Il direttore del Corriere girava come un invasato da una redazione all'altra del giornale, mostrando a tutti il pezzo che Uolter l'americano, il grande scrittore e regista del dolore e dalla penna delicata intinta in inchiostro pastello, aveva scritto in esclusiva per il suo giornale.
Forse non gli era stato richiesto - anzi sicuramente nessuno glielo aveva chiesto - ma lui aveva preso l'iniziativa di incontrare una giovane signora sulla cui famiglia, qualche mese fa, s'è abbattuta una vera tragedia: la morte del marito, Davide Astori. Improvvisa, imprevista, solitaria, di notte in una camera d'albergo, alla vigilia di una partita, lui calciatore, giovane, sano e bello, capitano di una squadra di calcio.
Quella del giornalista ipersensibile, dal cuore d'oro, non è che l'ennesima trasformazione dell'ex politico, da tempo vitaliziato, già missionario in Africa, ma a distanza, da Roma, scrittore tenero e delicato, cineasta, autore televisivo, da tutti ed in ogni nuova trasformazione, accolto sempre a braccia aperte, senza badare ai successi e insuccessi, perchè lui è UOLTER l'AMERICANO.
Le due pagine fitte fitte che raccontano l'incontro del giornalista, già scrittore-autore televisivo- cineasta, con la vedova Francesca Fioretti trasudano dolore spettacolarizzato, acuito dalla presenza di una bambina, chiamata volutamente Vittoria, perché nata contro la diagnosi di un medico di un paese sudamericano dove la giovane coppia era in vacanza e lei incinta - esibito però con delicatezza di tratto da un missionario umanitario in pectore, una specie di Moccia 'di classe'. Francesca, ci racconta Uolter, soffre in silenzio, senza far sentire alla piccola il vuoto incolmabile lasciato dal padre.
Ora è chiaro che non vogliamo sminuire il dolore immenso della signora, di fronte al quale non possiamo che restare muti, come faremmo, anzi facciamo, di fronte ad analogo dolore di cui ogni giorno ahimè ci giunge notizia.

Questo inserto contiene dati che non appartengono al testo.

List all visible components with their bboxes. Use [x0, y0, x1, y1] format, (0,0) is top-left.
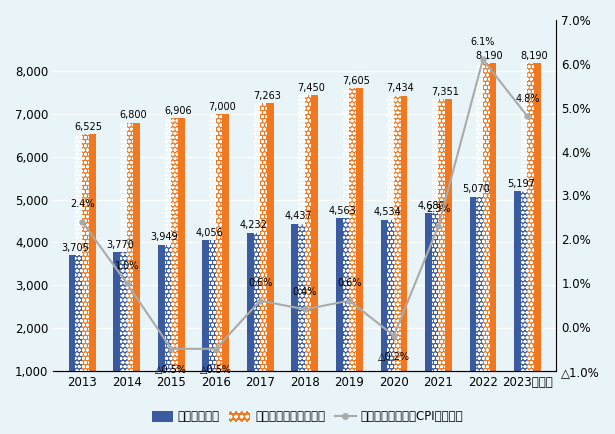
消費者物価指数（CPI、右軸） [167, 346, 175, 352]
Text: 3,770: 3,770 [106, 240, 134, 250]
Bar [521, 63, 534, 414]
消費者物価指数（CPI、右軸） [346, 298, 353, 303]
Legend: 国民の総月給, 国民の大卒者の総月給, 消費者物価指数（CPI、右軸）: 国民の総月給, 国民の大卒者の総月給, 消費者物価指数（CPI、右軸） [147, 406, 468, 428]
Text: 6,525: 6,525 [75, 122, 103, 132]
Line: 消費者物価指数（CPI、右軸）: 消費者物価指数（CPI、右軸） [80, 57, 530, 351]
Text: 6,800: 6,800 [119, 110, 147, 120]
Text: 7,351: 7,351 [431, 87, 459, 97]
Text: 7,450: 7,450 [298, 82, 325, 92]
Bar [202, 240, 216, 414]
消費者物価指数（CPI、右軸） [435, 224, 442, 229]
Text: 2.3%: 2.3% [426, 204, 451, 214]
Bar [432, 99, 445, 414]
Text: 6.1%: 6.1% [470, 37, 495, 47]
消費者物価指数（CPI、右軸） [123, 280, 130, 286]
Bar [394, 95, 407, 414]
Text: 7,605: 7,605 [342, 76, 370, 86]
Bar [349, 88, 363, 414]
Bar [528, 63, 541, 414]
Bar [247, 233, 260, 414]
Bar [425, 214, 438, 414]
Text: 7,000: 7,000 [208, 102, 236, 112]
Bar [343, 88, 356, 414]
Bar [438, 99, 452, 414]
消費者物価指数（CPI、右軸） [479, 57, 486, 62]
Text: 0.6%: 0.6% [337, 278, 362, 288]
Bar [158, 245, 171, 414]
Text: 6,906: 6,906 [164, 106, 192, 116]
Bar [336, 218, 349, 414]
Bar [253, 103, 267, 414]
Text: 4,563: 4,563 [329, 206, 357, 216]
Bar [470, 197, 483, 414]
Text: 4,056: 4,056 [195, 228, 223, 238]
Bar [171, 118, 184, 414]
消費者物価指数（CPI、右軸） [524, 114, 531, 119]
Text: 0.6%: 0.6% [248, 278, 272, 288]
Text: 2.4%: 2.4% [70, 199, 95, 210]
Bar [514, 191, 528, 414]
Bar [127, 123, 140, 414]
Text: 0.4%: 0.4% [293, 287, 317, 297]
Bar [381, 220, 394, 414]
Text: 3,705: 3,705 [62, 243, 89, 253]
消費者物価指数（CPI、右軸） [301, 307, 309, 312]
Bar [209, 114, 223, 414]
Text: △0.5%: △0.5% [200, 365, 232, 375]
Bar [476, 63, 490, 414]
Bar [305, 95, 318, 414]
Bar [298, 95, 311, 414]
Bar [387, 95, 400, 414]
Text: 4,534: 4,534 [373, 207, 401, 217]
Bar [113, 252, 127, 414]
消費者物価指数（CPI、右軸） [79, 219, 86, 224]
Bar [260, 103, 274, 414]
Text: 7,263: 7,263 [253, 91, 281, 101]
Text: 4,680: 4,680 [418, 201, 445, 211]
Text: 4,437: 4,437 [284, 211, 312, 221]
消費者物価指数（CPI、右軸） [390, 333, 397, 338]
Text: 5,197: 5,197 [507, 179, 534, 189]
消費者物価指数（CPI、右軸） [256, 298, 264, 303]
消費者物価指数（CPI、右軸） [212, 346, 220, 352]
Bar [82, 135, 95, 414]
Text: 4.8%: 4.8% [515, 94, 539, 104]
Bar [483, 63, 496, 414]
Bar [292, 224, 305, 414]
Text: 1.0%: 1.0% [114, 261, 139, 271]
Text: 3,949: 3,949 [151, 232, 178, 242]
Bar [165, 118, 178, 414]
Text: 4,232: 4,232 [240, 220, 268, 230]
Text: 5,070: 5,070 [462, 184, 490, 194]
Text: △0.5%: △0.5% [155, 365, 187, 375]
Bar [69, 255, 82, 414]
Text: 7,434: 7,434 [387, 83, 415, 93]
Text: 8,190: 8,190 [476, 51, 504, 61]
Bar [76, 135, 89, 414]
Text: △0.2%: △0.2% [378, 352, 410, 362]
Bar [120, 123, 133, 414]
Text: 8,190: 8,190 [520, 51, 548, 61]
Bar [216, 114, 229, 414]
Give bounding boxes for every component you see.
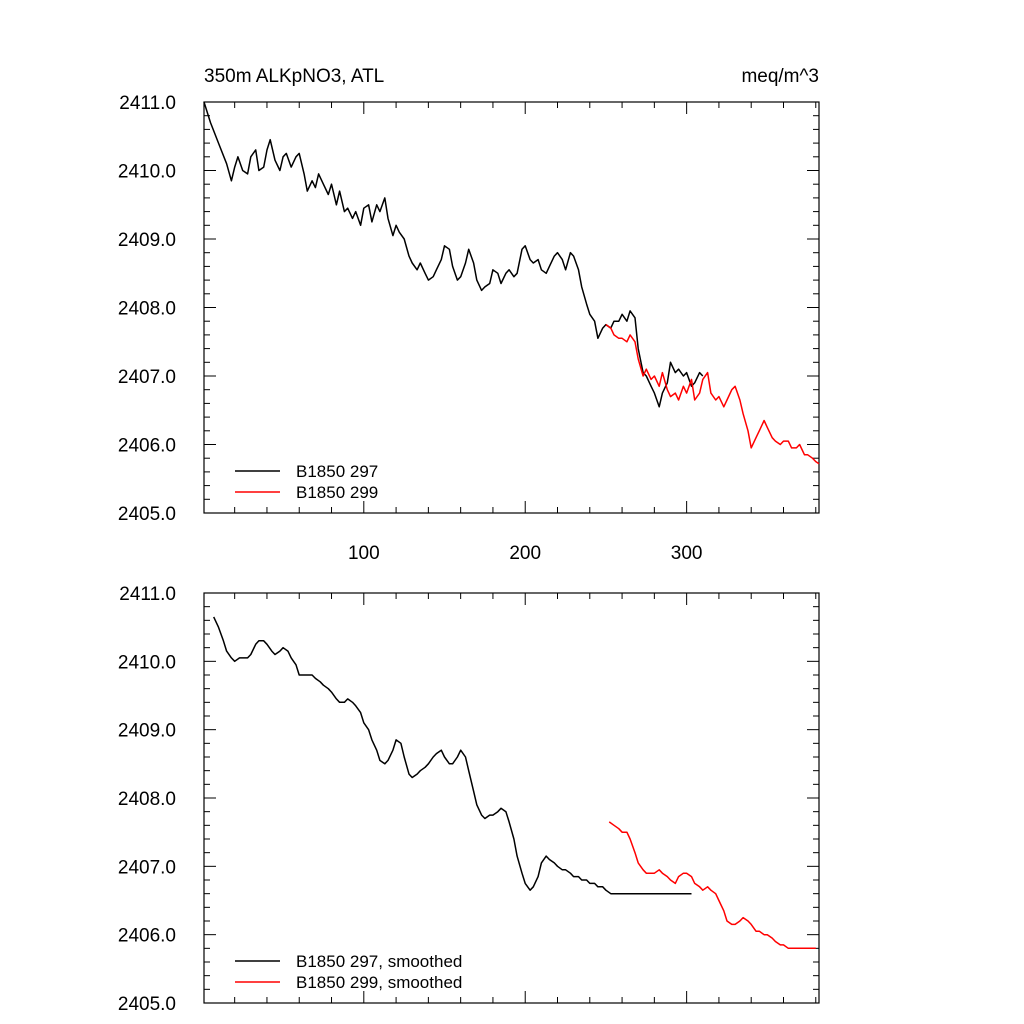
top-panel: 2405.0 2406.0 2407.0 2408.0 2409.0 2410.0 2411… xyxy=(118,66,820,564)
series-line-1 xyxy=(203,101,704,408)
y-tick-label: 2407.0 xyxy=(118,367,176,388)
units-label: meq/m^3 xyxy=(741,66,819,87)
bottom-panel: 2405.0 2406.0 2407.0 2408.0 2409.0 2410.0 2411… xyxy=(118,584,820,1015)
series-line-2 xyxy=(608,821,816,950)
x-tick-label: 100 xyxy=(348,543,380,564)
series-line-1 xyxy=(213,616,692,895)
y-tick-label: 2410.0 xyxy=(118,652,176,673)
y-tick-label: 2408.0 xyxy=(118,299,176,320)
y-tick-label: 2408.0 xyxy=(118,789,176,810)
y-tick-label: 2405.0 xyxy=(118,994,176,1015)
y-tick-label: 2405.0 xyxy=(118,504,176,525)
x-tick-label: 200 xyxy=(509,543,541,564)
plot-frame xyxy=(203,101,820,514)
chart-title: 350m ALKpNO3, ATL xyxy=(204,66,384,87)
series-line-2 xyxy=(605,323,820,465)
y-tick-label: 2409.0 xyxy=(118,230,176,251)
x-tick-label: 300 xyxy=(671,543,703,564)
y-tick-label: 2411.0 xyxy=(119,584,176,605)
legend-label-2: B1850 299 xyxy=(296,483,378,502)
plot-frame xyxy=(203,592,820,1004)
y-tick-label: 2410.0 xyxy=(118,162,176,183)
y-tick-label: 2406.0 xyxy=(118,436,176,457)
legend-label-2: B1850 299, smoothed xyxy=(296,973,462,992)
y-tick-label: 2411.0 xyxy=(119,93,176,114)
y-tick-label: 2409.0 xyxy=(118,721,176,742)
legend-label-1: B1850 297, smoothed xyxy=(296,952,462,971)
y-tick-label: 2407.0 xyxy=(118,857,176,878)
legend-label-1: B1850 297 xyxy=(296,462,378,481)
y-tick-label: 2406.0 xyxy=(118,926,176,947)
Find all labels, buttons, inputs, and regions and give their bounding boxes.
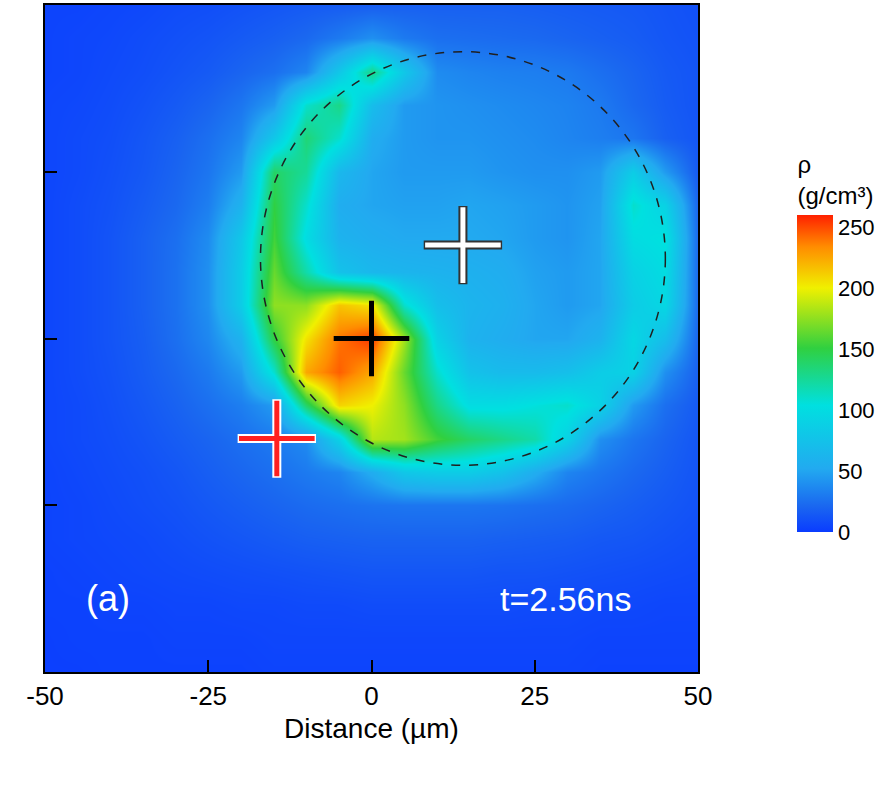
svg-text:t=2.56ns: t=2.56ns [500,580,631,618]
svg-text:100: 100 [838,398,875,423]
svg-text:50: 50 [684,681,713,711]
svg-text:50: 50 [838,459,862,484]
svg-text:200: 200 [838,276,875,301]
svg-text:-25: -25 [189,681,227,711]
svg-text:ρ(g/cm³): ρ(g/cm³) [797,151,873,209]
svg-text:Distance (µm): Distance (µm) [284,713,459,744]
svg-text:-50: -50 [26,681,64,711]
svg-text:(a): (a) [86,578,130,619]
svg-text:150: 150 [838,337,875,362]
svg-text:0: 0 [838,520,850,545]
svg-text:25: 25 [520,681,549,711]
svg-text:0: 0 [364,681,378,711]
svg-text:250: 250 [838,215,875,240]
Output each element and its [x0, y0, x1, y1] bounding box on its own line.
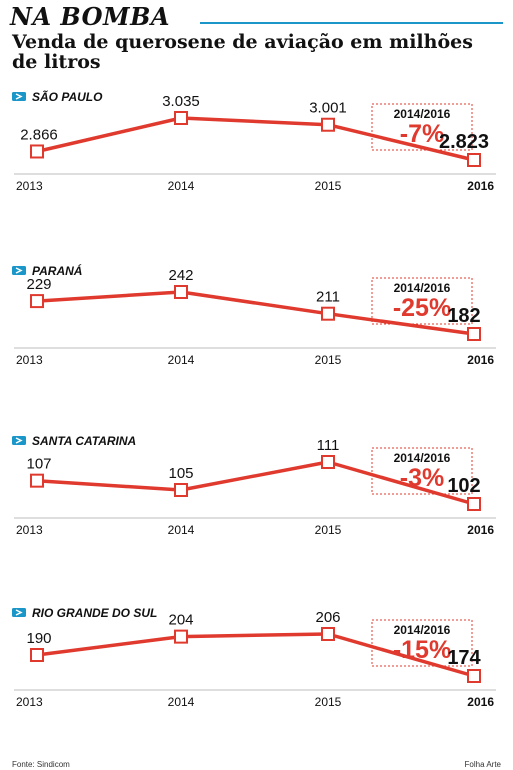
panel-4-value-label-2015: 206: [315, 609, 340, 626]
panel-1-point-2013: [30, 144, 44, 159]
panel-3-header: SANTA CATARINA: [32, 434, 136, 448]
panel-2-point-2013: [30, 294, 44, 309]
panel-2-x-tick-2014: 2014: [168, 353, 195, 367]
panel-2-point-2015: [321, 306, 335, 321]
panel-3-value-label-2013: 107: [26, 456, 51, 473]
panel-1-value-label-2016: 2.823: [439, 131, 489, 153]
panel-1-series-line: [36, 116, 475, 162]
panel-4-point-2016: [467, 669, 481, 683]
panel-1-header-icon-arrow: [15, 93, 23, 100]
panel-1-value-label-2015: 3.001: [309, 100, 347, 117]
panel-1-point-2016: [467, 153, 481, 167]
chart-title: Venda de querosene de aviação em milhões…: [12, 31, 473, 73]
panel-1-header: SÃO PAULO: [32, 89, 103, 104]
panel-4-value-label-2014: 204: [168, 612, 193, 629]
panel-2-value-label-2014: 242: [168, 267, 193, 284]
panel-4-point-2015: [321, 627, 335, 641]
panel-1-value-label-2013: 2.866: [20, 126, 58, 143]
panel-1-x-tick-2014: 2014: [168, 179, 195, 193]
panel-1-change-period: 2014/2016: [394, 107, 451, 121]
panel-3-header-icon: [12, 436, 26, 445]
panel-4-x-tick-2015: 2015: [315, 695, 342, 709]
kicker-rule: [200, 22, 503, 24]
panel-4-x-tick-2016: 2016: [467, 695, 494, 709]
panel-3-x-tick-2013: 2013: [16, 523, 43, 537]
panel-4-point-2013: [30, 648, 44, 662]
panel-4-x-tick-2013: 2013: [16, 695, 43, 709]
credit-note: Folha Arte: [464, 760, 501, 769]
panel-3-header-icon-arrow: [15, 437, 23, 444]
panel-1-value-label-2014: 3.035: [162, 93, 200, 110]
panel-3-value-label-2014: 105: [168, 465, 193, 482]
panel-2-point-2016: [467, 327, 481, 341]
panel-2-change-box: [371, 277, 473, 325]
panel-4-series-line: [36, 632, 475, 678]
panel-4-point-2014: [174, 629, 188, 644]
panel-2-value-label-2013: 229: [26, 276, 51, 293]
panel-4-header-icon-arrow: [15, 609, 23, 616]
panel-4-change-period: 2014/2016: [394, 623, 451, 637]
panel-3-x-tick-2014: 2014: [168, 523, 195, 537]
panel-3-point-2013: [30, 473, 44, 488]
panel-3-point-2016: [467, 497, 481, 511]
panel-1-point-2014: [174, 111, 188, 125]
panel-2-header-icon: [12, 266, 26, 275]
panel-3-value-label-2016: 102: [447, 475, 480, 497]
panel-4-value-label-2013: 190: [26, 630, 51, 647]
panel-2-series-line: [36, 290, 475, 336]
panel-3-series-line: [36, 460, 475, 506]
panel-1-header-icon: [12, 92, 26, 101]
panel-2-x-tick-2016: 2016: [467, 353, 494, 367]
panel-1-x-tick-2016: 2016: [467, 179, 494, 193]
panel-3-x-tick-2015: 2015: [315, 523, 342, 537]
panel-4-header: RIO GRANDE DO SUL: [32, 606, 157, 620]
panel-3-change-box: [371, 447, 473, 495]
panel-2-value-label-2016: 182: [447, 305, 480, 327]
kicker: NA BOMBA: [10, 2, 171, 31]
panel-4-value-label-2016: 174: [447, 647, 481, 669]
panel-3-change-period: 2014/2016: [394, 451, 451, 465]
panel-2-point-2014: [174, 285, 188, 299]
panel-1-point-2015: [321, 117, 335, 132]
panel-2-header: PARANÁ: [32, 263, 82, 278]
panel-3-x-tick-2016: 2016: [467, 523, 494, 537]
panel-4-change-box: [371, 619, 473, 667]
panel-3-point-2014: [174, 483, 188, 497]
panel-3-point-2015: [321, 455, 335, 469]
panel-2-x-tick-2015: 2015: [315, 353, 342, 367]
panel-2-change-period: 2014/2016: [394, 281, 451, 295]
panel-3-value-label-2015: 111: [317, 437, 340, 454]
panel-1-change-box: [371, 103, 473, 151]
panel-2-value-label-2015: 211: [316, 289, 340, 306]
panel-2-x-tick-2013: 2013: [16, 353, 43, 367]
source-note: Fonte: Sindicom: [12, 760, 70, 769]
panel-2-header-icon-arrow: [15, 267, 23, 274]
panel-4-header-icon: [12, 608, 26, 617]
panel-2-change-value: -25%: [393, 294, 451, 322]
panel-4-x-tick-2014: 2014: [168, 695, 195, 709]
panel-1-x-tick-2015: 2015: [315, 179, 342, 193]
panel-1-x-tick-2013: 2013: [16, 179, 43, 193]
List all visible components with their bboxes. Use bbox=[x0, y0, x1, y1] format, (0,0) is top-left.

Ciò che non ci convince - e lo diciamo apertamente - è che uno come Uolter si sia dato pena di una signora ancora giovane, con figlia, che forse un futuro riuscirà a crearselo - e noi glielo auguriamo di cuore, a Lei ed a Vittoria - mentre analogo imperativo morale/professionale non abbia sentito nei riguardi delle tante tragedie, purtroppo quotidiane, che si abbattono su famiglie poco note, anzi sconosciute, magari anche bisognose che ogni giorno affrontano la vita che per loro è sempre una tragedia, sulle quali pesano, perciò, infiniti altri problemi con i quali devono combattere, anche prima che si abbatta la grave tragedia di un lutto, improvviso.